On Thursday, Sept. 6, Bezos will again speak to the media, this time in Santa Monica, Calif., and the stakes will again be sky high. A year ago, to great fanfare (and a cover story in Bloomberg Businessweek) Amazon (AMZN) expanded its Kindle franchise by entering the tablet market with the Kindle Fire. The device, with a 7-inch display and the surprisingly modest price tag of $199, made a commercial splash, carving off a respectable piece of the tablet market from Apple’s iPad, the market leader. But the Kindle Fire was also something of a critical disappointment, with its chunky weight, bland industrial design, and lack of basic features like a camera and volume controls.
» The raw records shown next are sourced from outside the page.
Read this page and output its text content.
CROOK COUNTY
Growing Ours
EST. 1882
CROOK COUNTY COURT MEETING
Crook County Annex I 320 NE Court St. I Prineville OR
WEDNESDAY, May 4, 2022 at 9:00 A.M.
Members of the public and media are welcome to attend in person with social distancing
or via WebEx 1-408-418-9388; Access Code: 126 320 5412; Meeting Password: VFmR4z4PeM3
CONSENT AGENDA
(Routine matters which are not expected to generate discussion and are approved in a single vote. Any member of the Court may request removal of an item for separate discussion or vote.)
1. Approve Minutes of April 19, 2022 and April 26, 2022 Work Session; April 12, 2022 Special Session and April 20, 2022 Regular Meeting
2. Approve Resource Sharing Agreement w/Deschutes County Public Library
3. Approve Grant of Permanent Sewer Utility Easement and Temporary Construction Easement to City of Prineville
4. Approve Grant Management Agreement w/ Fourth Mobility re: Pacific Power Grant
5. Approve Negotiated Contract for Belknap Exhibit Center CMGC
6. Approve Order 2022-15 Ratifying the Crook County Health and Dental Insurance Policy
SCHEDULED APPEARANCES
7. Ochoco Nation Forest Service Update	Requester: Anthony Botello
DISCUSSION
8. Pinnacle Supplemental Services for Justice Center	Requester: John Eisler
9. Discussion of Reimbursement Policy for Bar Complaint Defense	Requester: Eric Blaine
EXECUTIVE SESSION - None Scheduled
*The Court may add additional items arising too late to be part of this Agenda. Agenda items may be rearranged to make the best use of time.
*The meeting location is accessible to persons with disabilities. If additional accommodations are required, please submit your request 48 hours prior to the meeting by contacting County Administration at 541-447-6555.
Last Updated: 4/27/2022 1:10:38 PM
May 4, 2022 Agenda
Lately, Amazon has gamely tried to stoke the Fire’s fire—pointing to the number of five-star reviews on its own website. But if you look at the entirety of those reviews or talk to people who actually own the product, another conclusion is unavoidable: For the first time, many customers bought a device from Amazon and felt they didn’t get much value from it.

Now the tablet landscape has changed and the terrain is even rougher. This summer Google introduced the Nexus 7, a similarly sized and priced device with none of the drawbacks of the first Fire. Taking a page from Bezos and Co., Google (GOOG) has also started to advertise the product on its home page, one of the most well-trafficked on the Web. Even more challenging, Apple (AAPL) will reportedly lay down the gauntlet in the new micro-tablet market with an iPad Mini later this fall. If tablets are to be an important gateway to music, movies, e-books, and games—media products that make up half of Amazon’s overall business—Bezos is going to have to build a much deeper moat.

It’s a battle that highlights the fascinating distinctions between the technology juggernauts of our time. Apple’s advantage is its unsurpassed design prowess and its closed but comprehensive ecosystem, which provides a safe and satisfying digital playground for its fanatical fans. Google’s strength is raw technology muscle—the genius that has led to the creation of the Android platform, a blisteringly fast search engine, and innovations like Street View and Google Goggles, an app that photographs and identifies real-world items.

Amazon comes to the battle with its own assets, though. Bezos and his executive team are unsurpassed business strategists, subsidizing the cost of devices with advertising and tying up the loyalty of their best customers with Amazon Prime, the $79-a-year free shipping service, and then hanging perks off that service like the free Instant Video streaming service. Amazon is also a master of the margins, willing to sacrifice profitability for market share. And it’s quick to identify and exploit new markets (like 7-inch tablets) before its U.S. rivals.

So will there be any surprises in Santa Monica? Others have highlighted the obvious and inevitable: There will be a new line of basic Kindle e-readers, expanding on the franchise started five years ago and adding new perks like a backlit reading display. Prices will come down, but I doubt the Kindle will be free: Three major booksellers have settled a lawsuit with the U.S. Justice Department over colluding to raise e-book prices. When a judge approves the settlement, Amazon will be free to drop prices on their e-books back to $9.99, below the wholesale price. I doubt Bezos and his financial minders are eager to resume losing money on both the razors and the blades.

Since the event is in Southern California, I suspect we’ll hear much more about Amazon’s video ambitions, perhaps from its L.A.-based content creation arm, Amazon Studios, and its director, former Disney exec Roy Price. Other possibilities include a long-rumored Amazon phone, or even an Amazon set-top box for the TV. But I suspect those remain science projects inside Lab 126, the company’s Silicon Valley-based hardware development subsidiary. Will we see Amazon move away from its reliance on Google’s Android operating system to run devices like the Kindle Fire? Relying on Google is a shaky long-term strategy, but there aren’t obvious alternatives. Bezos could move closer to Microsoft (MSFT) or even Research In Motion (RIM), but those companies’ platforms have not caught on with application developers, and licensing a mobile operating system comes with its own problems and dependencies.

One thing is for sure. Five years ago, Amazon’s mission was to reinvent reading and pioneer a new product category. Those were the good old days. Now it’s swimming with the sharks.